The federal school lunch program is the oldest and largest of child nutrition programs and began in 1946 with the dual purpose of helping feed the nation’s children and boosting the market for surplus agricultural commodities, in particular milk and meat products. That tension between what’s best for children and the interests of business pervades the program to this day.
Because of their longstanding relationship to agribusiness, the federal school food programs are overseen by the U.S. Department of Agriculture, not the Department of Health and Human Services.
Over the years, the program has expanded to include school breakfasts and after-school snacks — although those programs are not nearly as widespread. Conservatives, fearful that free food to children undermines personal responsibility and promotes a ‘nanny state’ mentality, have hobbled discussions on providing a free lunch to all schoolchildren. Instead, the government has instituted a highly bureaucratic and at times humiliating system where families need to prove they are sufficiently poor to qualify for a free or reduced-price school lunch.
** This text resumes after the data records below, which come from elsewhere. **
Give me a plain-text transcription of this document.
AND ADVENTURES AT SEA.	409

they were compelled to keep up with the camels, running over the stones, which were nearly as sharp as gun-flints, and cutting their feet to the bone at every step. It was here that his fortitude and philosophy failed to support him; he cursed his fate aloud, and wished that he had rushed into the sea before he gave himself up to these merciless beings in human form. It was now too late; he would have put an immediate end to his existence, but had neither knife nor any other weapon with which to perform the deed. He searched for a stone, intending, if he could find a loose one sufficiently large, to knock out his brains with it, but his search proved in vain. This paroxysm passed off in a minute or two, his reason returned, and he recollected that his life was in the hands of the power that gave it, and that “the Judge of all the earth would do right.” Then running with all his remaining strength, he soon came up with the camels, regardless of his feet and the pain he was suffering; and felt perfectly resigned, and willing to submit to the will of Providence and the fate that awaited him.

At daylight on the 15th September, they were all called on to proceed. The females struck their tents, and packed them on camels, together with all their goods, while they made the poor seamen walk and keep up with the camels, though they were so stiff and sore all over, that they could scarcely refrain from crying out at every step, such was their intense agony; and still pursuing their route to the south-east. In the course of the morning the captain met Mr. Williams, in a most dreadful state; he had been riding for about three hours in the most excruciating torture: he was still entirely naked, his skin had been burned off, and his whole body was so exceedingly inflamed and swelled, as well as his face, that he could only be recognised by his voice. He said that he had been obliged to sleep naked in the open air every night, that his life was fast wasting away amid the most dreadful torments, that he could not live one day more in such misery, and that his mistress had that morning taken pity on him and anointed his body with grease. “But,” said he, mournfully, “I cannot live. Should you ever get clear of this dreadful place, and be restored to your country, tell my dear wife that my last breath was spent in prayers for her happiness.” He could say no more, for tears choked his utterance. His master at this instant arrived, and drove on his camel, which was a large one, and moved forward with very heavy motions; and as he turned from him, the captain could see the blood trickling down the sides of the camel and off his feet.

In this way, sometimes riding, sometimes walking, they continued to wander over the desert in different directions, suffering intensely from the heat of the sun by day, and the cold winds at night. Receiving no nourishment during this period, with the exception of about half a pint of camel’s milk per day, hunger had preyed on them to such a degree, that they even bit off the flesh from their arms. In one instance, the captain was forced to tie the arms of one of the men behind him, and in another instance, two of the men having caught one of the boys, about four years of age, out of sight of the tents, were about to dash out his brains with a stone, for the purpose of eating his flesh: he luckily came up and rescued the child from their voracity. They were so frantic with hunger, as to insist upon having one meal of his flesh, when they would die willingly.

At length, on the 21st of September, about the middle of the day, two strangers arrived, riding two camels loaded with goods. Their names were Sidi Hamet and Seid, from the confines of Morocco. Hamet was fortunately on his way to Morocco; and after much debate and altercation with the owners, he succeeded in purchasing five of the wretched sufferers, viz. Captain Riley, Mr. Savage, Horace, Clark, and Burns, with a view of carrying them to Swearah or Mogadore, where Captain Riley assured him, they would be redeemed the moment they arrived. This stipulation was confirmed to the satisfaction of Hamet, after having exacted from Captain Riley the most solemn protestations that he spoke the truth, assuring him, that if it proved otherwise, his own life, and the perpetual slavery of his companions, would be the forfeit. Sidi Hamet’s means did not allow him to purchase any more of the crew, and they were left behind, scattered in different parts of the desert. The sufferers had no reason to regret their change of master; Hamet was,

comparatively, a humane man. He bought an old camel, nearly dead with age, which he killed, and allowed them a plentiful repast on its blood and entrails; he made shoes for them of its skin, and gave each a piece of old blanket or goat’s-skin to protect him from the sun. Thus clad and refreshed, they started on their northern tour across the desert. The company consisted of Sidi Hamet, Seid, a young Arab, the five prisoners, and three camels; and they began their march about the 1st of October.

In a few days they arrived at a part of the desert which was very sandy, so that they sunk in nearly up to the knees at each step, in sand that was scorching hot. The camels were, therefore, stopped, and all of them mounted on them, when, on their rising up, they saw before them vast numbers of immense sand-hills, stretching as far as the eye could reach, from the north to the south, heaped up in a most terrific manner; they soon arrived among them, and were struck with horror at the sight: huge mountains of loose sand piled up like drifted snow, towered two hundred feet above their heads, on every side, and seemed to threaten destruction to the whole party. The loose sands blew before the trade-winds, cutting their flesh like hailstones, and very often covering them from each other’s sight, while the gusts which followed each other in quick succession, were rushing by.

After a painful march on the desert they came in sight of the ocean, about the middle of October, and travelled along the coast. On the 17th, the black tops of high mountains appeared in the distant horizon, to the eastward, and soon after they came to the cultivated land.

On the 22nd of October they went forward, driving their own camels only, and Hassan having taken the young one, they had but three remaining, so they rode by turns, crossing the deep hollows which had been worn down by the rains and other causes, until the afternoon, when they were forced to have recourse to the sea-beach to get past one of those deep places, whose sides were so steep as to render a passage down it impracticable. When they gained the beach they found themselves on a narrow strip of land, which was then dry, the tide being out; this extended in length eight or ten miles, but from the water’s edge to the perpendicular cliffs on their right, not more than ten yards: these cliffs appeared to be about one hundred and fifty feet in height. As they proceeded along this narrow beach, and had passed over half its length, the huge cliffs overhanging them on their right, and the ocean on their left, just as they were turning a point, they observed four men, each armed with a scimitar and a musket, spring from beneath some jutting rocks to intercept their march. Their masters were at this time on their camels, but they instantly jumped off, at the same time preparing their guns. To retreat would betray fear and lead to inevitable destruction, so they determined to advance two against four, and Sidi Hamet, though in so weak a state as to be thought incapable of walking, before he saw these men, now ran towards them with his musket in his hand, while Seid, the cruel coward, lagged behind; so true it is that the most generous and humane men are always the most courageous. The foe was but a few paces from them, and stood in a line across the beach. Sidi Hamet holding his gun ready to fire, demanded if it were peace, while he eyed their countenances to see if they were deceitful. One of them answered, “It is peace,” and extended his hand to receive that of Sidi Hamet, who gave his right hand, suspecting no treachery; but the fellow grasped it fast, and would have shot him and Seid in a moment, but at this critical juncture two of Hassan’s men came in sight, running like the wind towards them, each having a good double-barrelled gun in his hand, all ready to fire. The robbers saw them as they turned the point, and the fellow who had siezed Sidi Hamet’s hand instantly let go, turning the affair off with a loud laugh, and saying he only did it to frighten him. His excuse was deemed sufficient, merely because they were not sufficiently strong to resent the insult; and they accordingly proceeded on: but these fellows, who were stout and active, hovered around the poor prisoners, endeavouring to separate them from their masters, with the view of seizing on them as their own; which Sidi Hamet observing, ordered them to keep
School lunches are free for children whose family income is below 130 percent of the poverty level. When income is between 130 and 185 percent of poverty, schools are allowed to charge up to 40 cents. Others pay full price.
In the 2004-05 school year, an average of 29 million children a day received school lunches under the federal program, or about half of the country’s schoolchildren. Of those, almost 60 percent were either free or at reduced price. Nearly 100,000 public and nonprofit private schools participated in the program.